Plans for the new marina at Pūtiki Bay. Photo / supplied
The Environment Court has rejected a work restriction request at Waiheke Island's Kennedy Point Marina project at Pūtiki Bay.
On September 10, the Ngāti Pāoa Trust Board sought a preliminary ruling that no works take place on the rock wall or within 15m of the low tide line on therock wall until next year.
Additional monitoring measures and costs were also sought.
The trust board sought interim enforcement orders alleging that a newly certified kororā (little blue penguin) monitoring plan remained deficient on the advice of its two consultant ecologists and that if construction continued under that plan, there would be significant adverse effects on kororā during their sensitive breeding season.
But Judge Laurie Newhook's ruling out last Thursday said the court had no jurisdiction to grant the orders sought because the marina developer was sticking to its resource consent.
The potential adverse effects the trust board raised about kororā or little blue penguin had also been expressly considered when that consent was granted, the judge said.
The request for further enforcement orders was not justified due to the time elapsed since the 2018 Environment Court hearing or an increase of kororā using the breakwater, it found.
The marina project got consent based on the possibility that there could be an increase of kororā using the breakwater and the court addressed possible adverse effects on kororā during construction activity, imposing a range of consent conditions, the Environment Court decision said.
Kitt Littlejohn, a director of Kennedy Point Marina said after the ruling: "This decision confirms that everything the company is doing is in accordance with its resource consent. The presence of kororā in the breakwater and the need to carefully manage construction to ensure they are protected was always understood and consent was granted on that basis.
"The company is confident that the process it went through to voluntarily revise its kororā construction monitoring and management plan has resulted in robust procedures to avoid adverse effects on the kororā. All on-site works will continue to take place in accordance with the Council approved protocols outlined in this plan.
"The company has always been and remains committed to ensuring the welfare of the kororā at Kennedy Point during construction and for the longer-term," Littlejohn said.

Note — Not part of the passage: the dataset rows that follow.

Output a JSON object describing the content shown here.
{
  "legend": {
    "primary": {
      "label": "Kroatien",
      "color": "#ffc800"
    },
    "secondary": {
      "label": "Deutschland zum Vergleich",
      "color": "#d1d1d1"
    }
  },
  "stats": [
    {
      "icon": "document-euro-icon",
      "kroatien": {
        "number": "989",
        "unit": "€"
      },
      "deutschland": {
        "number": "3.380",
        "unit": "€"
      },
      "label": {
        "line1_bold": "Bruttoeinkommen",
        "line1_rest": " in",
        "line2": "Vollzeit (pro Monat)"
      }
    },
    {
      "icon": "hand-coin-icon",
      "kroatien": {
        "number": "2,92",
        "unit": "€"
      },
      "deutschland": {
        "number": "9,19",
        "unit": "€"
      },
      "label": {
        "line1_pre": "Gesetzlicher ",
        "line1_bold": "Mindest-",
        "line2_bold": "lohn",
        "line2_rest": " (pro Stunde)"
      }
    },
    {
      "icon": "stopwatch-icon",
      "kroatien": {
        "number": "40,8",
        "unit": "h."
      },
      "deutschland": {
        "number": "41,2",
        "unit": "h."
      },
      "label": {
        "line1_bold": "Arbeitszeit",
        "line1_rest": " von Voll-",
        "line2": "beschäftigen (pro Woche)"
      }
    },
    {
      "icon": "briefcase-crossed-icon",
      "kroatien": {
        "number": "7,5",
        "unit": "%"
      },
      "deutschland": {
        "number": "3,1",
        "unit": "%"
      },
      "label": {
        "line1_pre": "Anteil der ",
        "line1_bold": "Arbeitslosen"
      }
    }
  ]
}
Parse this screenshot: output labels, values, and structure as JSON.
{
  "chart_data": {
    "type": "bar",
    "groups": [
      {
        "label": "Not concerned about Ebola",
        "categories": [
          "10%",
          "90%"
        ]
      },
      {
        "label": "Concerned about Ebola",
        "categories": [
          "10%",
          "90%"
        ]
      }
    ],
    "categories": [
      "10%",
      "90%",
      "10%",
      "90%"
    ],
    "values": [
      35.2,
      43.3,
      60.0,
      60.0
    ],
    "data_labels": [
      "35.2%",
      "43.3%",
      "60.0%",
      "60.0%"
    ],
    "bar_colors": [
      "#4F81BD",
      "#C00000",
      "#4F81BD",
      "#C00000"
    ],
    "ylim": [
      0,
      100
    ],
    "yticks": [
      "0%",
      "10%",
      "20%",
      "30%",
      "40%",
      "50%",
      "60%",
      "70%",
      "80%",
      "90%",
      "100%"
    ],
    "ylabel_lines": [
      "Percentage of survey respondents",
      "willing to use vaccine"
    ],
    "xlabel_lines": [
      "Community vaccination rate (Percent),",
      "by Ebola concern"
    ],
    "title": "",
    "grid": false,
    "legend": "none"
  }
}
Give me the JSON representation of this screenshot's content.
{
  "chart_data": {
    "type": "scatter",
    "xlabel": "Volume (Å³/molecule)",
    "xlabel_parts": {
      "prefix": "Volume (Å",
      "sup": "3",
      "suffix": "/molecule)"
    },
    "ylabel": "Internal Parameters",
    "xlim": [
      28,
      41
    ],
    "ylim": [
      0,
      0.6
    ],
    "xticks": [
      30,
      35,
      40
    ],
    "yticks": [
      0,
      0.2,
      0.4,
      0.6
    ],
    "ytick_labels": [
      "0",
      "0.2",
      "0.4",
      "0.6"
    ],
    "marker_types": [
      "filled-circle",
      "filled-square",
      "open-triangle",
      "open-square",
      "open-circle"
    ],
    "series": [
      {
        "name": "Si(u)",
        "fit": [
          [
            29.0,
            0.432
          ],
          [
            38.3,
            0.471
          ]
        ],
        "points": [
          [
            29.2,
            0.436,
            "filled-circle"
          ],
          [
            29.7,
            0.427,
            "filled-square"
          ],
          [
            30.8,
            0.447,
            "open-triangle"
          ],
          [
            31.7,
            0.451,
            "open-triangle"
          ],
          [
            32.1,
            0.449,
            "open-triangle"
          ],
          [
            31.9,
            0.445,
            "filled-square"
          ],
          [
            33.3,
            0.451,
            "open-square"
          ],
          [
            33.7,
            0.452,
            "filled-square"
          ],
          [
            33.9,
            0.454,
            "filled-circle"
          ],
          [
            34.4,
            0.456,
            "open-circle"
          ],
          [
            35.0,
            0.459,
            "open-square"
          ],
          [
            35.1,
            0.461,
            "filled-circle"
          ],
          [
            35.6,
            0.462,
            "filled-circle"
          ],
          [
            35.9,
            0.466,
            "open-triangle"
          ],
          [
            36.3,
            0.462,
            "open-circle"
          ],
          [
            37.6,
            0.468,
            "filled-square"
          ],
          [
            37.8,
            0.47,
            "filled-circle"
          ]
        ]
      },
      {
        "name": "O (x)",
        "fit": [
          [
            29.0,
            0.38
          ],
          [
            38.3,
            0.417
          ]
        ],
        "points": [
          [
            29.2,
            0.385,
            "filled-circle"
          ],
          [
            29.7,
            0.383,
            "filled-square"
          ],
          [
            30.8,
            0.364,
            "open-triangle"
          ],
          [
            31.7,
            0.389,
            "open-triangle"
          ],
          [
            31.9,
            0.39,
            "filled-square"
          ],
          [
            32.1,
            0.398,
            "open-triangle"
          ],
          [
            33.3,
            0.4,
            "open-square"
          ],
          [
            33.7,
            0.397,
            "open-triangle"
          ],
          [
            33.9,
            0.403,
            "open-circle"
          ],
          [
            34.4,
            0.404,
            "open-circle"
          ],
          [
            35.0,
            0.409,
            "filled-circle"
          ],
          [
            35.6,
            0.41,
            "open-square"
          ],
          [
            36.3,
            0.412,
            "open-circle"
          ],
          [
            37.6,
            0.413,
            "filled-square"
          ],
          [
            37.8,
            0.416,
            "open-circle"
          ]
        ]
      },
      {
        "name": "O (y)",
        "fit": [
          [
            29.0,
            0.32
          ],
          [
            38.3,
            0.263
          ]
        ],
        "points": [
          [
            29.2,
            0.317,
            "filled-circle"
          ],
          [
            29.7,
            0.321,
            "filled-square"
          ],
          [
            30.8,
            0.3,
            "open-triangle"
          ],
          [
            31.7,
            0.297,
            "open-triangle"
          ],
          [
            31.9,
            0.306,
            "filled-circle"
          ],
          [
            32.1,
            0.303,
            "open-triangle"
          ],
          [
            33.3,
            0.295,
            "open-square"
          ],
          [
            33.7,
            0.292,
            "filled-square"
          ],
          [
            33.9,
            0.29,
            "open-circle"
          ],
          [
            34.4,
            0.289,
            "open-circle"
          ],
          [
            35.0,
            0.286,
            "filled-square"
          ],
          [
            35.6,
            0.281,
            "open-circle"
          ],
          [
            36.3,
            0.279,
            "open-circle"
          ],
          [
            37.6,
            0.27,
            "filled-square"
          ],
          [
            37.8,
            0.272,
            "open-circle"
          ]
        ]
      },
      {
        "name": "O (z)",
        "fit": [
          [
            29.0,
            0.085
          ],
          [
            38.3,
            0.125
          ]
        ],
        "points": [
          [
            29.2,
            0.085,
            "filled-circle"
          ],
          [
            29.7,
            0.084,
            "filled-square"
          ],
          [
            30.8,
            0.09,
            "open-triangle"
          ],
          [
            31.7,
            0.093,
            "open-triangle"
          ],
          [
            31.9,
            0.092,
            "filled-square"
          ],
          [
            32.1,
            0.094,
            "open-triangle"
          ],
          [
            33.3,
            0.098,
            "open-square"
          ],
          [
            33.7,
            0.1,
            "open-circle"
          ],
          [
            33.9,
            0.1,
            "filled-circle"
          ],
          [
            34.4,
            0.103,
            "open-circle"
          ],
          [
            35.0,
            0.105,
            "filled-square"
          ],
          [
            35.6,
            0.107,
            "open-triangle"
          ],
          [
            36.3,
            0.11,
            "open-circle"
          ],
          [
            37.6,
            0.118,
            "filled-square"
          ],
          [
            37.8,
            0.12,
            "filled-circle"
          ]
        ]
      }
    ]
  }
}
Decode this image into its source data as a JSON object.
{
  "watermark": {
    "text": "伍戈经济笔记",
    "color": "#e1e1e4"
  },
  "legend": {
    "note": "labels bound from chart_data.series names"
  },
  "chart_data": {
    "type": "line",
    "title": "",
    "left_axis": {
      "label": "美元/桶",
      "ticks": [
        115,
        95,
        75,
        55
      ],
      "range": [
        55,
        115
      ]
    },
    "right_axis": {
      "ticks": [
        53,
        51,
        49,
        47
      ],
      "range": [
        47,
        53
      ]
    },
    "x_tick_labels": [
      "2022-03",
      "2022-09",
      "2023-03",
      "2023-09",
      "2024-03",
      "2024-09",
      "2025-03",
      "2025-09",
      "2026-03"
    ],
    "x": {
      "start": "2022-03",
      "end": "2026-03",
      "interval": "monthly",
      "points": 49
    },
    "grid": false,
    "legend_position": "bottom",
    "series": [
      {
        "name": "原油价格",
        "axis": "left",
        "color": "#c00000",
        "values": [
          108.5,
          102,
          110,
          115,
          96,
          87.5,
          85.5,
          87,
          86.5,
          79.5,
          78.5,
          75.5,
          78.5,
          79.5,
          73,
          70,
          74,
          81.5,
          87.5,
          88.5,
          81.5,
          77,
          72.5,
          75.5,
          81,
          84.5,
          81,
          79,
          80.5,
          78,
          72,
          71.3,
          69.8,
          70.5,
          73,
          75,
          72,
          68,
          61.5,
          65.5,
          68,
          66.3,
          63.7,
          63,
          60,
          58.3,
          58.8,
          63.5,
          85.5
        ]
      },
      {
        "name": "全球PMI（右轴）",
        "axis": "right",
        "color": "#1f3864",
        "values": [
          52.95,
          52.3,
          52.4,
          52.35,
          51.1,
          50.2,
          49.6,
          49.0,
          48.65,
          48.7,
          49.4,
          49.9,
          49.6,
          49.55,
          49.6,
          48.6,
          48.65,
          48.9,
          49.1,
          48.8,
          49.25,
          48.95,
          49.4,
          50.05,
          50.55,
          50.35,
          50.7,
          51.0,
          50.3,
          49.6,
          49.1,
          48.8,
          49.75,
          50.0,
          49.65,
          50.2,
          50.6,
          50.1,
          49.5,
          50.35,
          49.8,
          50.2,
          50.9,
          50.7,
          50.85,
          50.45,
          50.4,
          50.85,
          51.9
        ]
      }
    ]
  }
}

James Gardner-Hopkins, acting for the trust board, said the developer had prepared a kororā management plan on a more limited basis than was considered necessary. The trust board received ecological advice and based on that, it did not have confidence that a newly certified kororā management plan was sufficient to avoid harm, he argued.
He cited the potential for significant adverse effects on kororā once marina construction works were re-started, based on the independent evidence of his client's penguin biologists Professor John Cockrem and Dr Hiltrun Ratz.
Gardner-Hopkins also said unavoidable harm had already occurred due to marina construction activity.
Kororā were currently in the breeding season, they were taonga to Ngati Paoa and he cited the presence of floating perimeter muscle buoys which had the potential to cause the penguins harm.
Judge Newhook said it was of some importance that the council certified that the latest version of the kororā plan complied with conditions. The court was being asked to conduct a review of the management plan's certification which was not within its jurisdiction, he said.
Vicki Morrison-Shaw for the developer said the monitoring the trust board proposed was more intensive and potentially intrusive than that required under the plan.
The trust board which brought the matter had not been involved in the original consent process, despite that being publicly notified and widely publicised, Morrison-Shaw said.
The application for an interim enforcement order was no opportunity for a party to run its case because it omitted to present sufficient evidence when it had the opportunity to do so previously, she said.
Judge Newhook said he agreed with her submissions.
He found that neither the time elapsed since the consent was granted nor the apparent increase in koreroā use of the breakwater persuaded him to rule in the trust board's favour.